Depot- oder Bankenstimmrecht
Das Depot- oder Bankenstimmrecht ist im Laufe der Zeit reformiert worden. Bis 31. Dezember 2009 war bei Aktiengesellschaften in den Vereinigten Staaten der jeweilige Broker, über den die Aktie erworben worden war, auch zur Ausübung des Stimmrechts befugt. Nunmehr muss sich jeder Aktionär selbst um sein Stimmrecht kümmern.[5]
Das „automatische“ Depotstimmrecht ist in Deutschland mit Inkrafttreten des Aktiengesetzes am 6. Dezember 1965 abgeschafft worden.
In Deutschland haben Banken erweiterte Möglichkeiten, sich eine – jederzeit widerrufliche – schriftliche Vollmacht für die Stimmabgabe erteilen zu lassen (§ 135 AktG), wobei sie Interessenkollisionen – etwa bei eigener Beteiligung an der Aktiengesellschaft – offenlegen müssen.
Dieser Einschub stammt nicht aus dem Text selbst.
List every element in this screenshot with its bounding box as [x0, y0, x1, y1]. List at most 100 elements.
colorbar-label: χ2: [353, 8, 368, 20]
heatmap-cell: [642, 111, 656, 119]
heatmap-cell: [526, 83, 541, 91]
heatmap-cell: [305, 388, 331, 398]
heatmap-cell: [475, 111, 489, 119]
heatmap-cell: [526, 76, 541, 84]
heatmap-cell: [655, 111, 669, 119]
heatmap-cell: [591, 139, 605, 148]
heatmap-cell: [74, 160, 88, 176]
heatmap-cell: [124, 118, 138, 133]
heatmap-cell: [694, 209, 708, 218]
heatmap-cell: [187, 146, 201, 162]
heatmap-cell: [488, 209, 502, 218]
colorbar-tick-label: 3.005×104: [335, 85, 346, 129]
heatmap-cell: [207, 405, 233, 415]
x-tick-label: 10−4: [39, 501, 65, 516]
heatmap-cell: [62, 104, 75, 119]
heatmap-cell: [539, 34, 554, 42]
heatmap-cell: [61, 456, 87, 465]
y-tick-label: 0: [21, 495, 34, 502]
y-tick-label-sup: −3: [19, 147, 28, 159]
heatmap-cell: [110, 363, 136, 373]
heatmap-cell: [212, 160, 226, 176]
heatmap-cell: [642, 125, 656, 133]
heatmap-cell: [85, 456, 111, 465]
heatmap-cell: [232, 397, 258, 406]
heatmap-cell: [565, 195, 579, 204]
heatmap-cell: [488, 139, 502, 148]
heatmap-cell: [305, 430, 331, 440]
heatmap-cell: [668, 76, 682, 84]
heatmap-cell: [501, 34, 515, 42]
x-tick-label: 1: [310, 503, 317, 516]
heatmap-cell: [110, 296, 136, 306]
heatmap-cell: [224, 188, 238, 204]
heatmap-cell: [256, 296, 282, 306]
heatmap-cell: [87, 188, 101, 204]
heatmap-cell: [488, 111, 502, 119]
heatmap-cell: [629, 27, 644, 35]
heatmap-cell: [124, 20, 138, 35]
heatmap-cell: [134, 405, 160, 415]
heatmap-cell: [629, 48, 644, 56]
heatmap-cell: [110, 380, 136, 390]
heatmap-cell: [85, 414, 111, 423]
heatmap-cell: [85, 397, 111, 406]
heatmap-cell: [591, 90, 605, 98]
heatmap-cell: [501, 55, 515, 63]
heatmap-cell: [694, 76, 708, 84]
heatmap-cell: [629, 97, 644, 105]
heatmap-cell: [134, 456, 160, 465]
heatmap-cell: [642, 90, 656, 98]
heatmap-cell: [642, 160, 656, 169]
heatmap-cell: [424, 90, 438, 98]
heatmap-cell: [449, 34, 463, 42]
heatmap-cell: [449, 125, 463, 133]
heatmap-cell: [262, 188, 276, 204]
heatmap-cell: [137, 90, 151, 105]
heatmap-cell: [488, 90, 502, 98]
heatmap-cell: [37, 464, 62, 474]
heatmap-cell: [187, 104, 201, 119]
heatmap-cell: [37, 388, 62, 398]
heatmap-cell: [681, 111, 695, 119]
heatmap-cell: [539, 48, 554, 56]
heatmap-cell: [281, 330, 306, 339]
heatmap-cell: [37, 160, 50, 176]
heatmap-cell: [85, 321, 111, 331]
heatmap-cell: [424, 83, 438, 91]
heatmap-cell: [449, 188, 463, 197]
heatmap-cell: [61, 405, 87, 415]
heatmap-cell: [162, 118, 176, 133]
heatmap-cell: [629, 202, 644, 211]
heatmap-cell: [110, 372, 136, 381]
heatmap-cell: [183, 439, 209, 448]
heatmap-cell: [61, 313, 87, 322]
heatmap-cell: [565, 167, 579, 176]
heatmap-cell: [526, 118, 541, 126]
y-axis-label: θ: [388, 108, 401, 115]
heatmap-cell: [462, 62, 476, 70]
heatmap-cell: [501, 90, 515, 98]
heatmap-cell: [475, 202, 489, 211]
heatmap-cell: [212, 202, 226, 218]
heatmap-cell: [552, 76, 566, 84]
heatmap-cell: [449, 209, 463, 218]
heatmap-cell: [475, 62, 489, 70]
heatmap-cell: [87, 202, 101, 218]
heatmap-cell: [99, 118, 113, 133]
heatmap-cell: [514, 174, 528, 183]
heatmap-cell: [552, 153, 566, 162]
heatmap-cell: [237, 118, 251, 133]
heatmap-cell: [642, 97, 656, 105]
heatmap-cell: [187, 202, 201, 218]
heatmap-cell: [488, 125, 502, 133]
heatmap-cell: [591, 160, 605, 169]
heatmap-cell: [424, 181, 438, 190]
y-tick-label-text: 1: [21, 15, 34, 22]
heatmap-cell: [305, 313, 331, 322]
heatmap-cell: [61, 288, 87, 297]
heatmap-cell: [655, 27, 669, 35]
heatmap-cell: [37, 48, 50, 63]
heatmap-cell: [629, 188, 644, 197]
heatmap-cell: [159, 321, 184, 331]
Das Stimmrecht kann durch einen Bevollmächtigten ausgeübt werden; die Vollmacht bedarf der Schriftform (§ 134 Abs. 3 AktG; sog. Vollmachtsaktionär). Börsennotierte Gesellschaften bieten einen Stimmrechtsvertreter an, meist einen Mitarbeiter der Gesellschaft, der nach den Weisungen der Aktionäre abstimmt. Das Stimmrecht kann auch über Aktionärsvereinigungen ausgeübt werden.
Stimmrechte bei anderen Gesellschaftsformen
Bei der GmbH erfolgt die Beschlussfassung grundsätzlich mit der Mehrheit der abgegebenen Stimmen in oder außerhalb der Gesellschafterversammlung, wobei jeder Euro eines Geschäftsanteils eine Stimme gewährt (§ 47 Abs. 2 GmbHG). Anders als bei Personenhandelsgesellschaften ist die Beschlussfassung in der GmbH gesetzlich formalisiert. Bei Personenhandelsgesellschaften ist die Abstimmung eine Form der Willensbildung im Innenverhältnis der Gesellschafter. Bei der OHG muss nach § 119 Abs. 1 HGB ein Gesellschafterbeschluss einstimmig erfolgen. Wenn nach dem Gesellschaftsvertrag die Stimmenmehrheit entscheiden soll, wird diese im Zweifel nach der Zahl der Gesellschafter, nicht jedoch nach dem Kapital- oder Gewinnanteil berechnet (§ 119 Abs. 2 HGB). Bei der Kommanditgesellschaft hat der Kommanditist bei grundlegenden Gesellschafterbeschlüssen (wie Abänderung des Gesellschaftsvertrages, Aufnahme neuer Gesellschafter, Auflösung der Gesellschaft) gleichberechtigt mitzuwirken.
Insolvenzverfahren
In der Gläubigerversammlung nehmen die erschienenen oder vertretenen Gläubiger ohne Rücksicht auf Insolvenzvorrechte teil. Stimmberechtigt sind die Gläubiger festgestellter Insolvenzforderungen (§§ 76 ff. InsO) und die Gläubiger bestrittener Forderungen, soweit sich Verwalter und stimmberechtigte Gläubiger über das Stimmrecht geeinigt haben (§ 77 Abs. 2 InsO). Die Beschlüsse werden mit absoluter Stimmenmehrheit auf Grundlage von Forderungsbeträgen gefasst. Bei der Abstimmung über die Annahme des Insolvenzplanes hingegen ist die Zustimmung der Kopfmehrheit der im Termin anwesenden oder vertretenen nicht bevorrechtigten Insolvenzgläubiger erforderlich. Diese müssen mindestens die Hälfte der Gesamtsumme aller stimmberechtigten Forderungen verfügen (Summenmehrheit).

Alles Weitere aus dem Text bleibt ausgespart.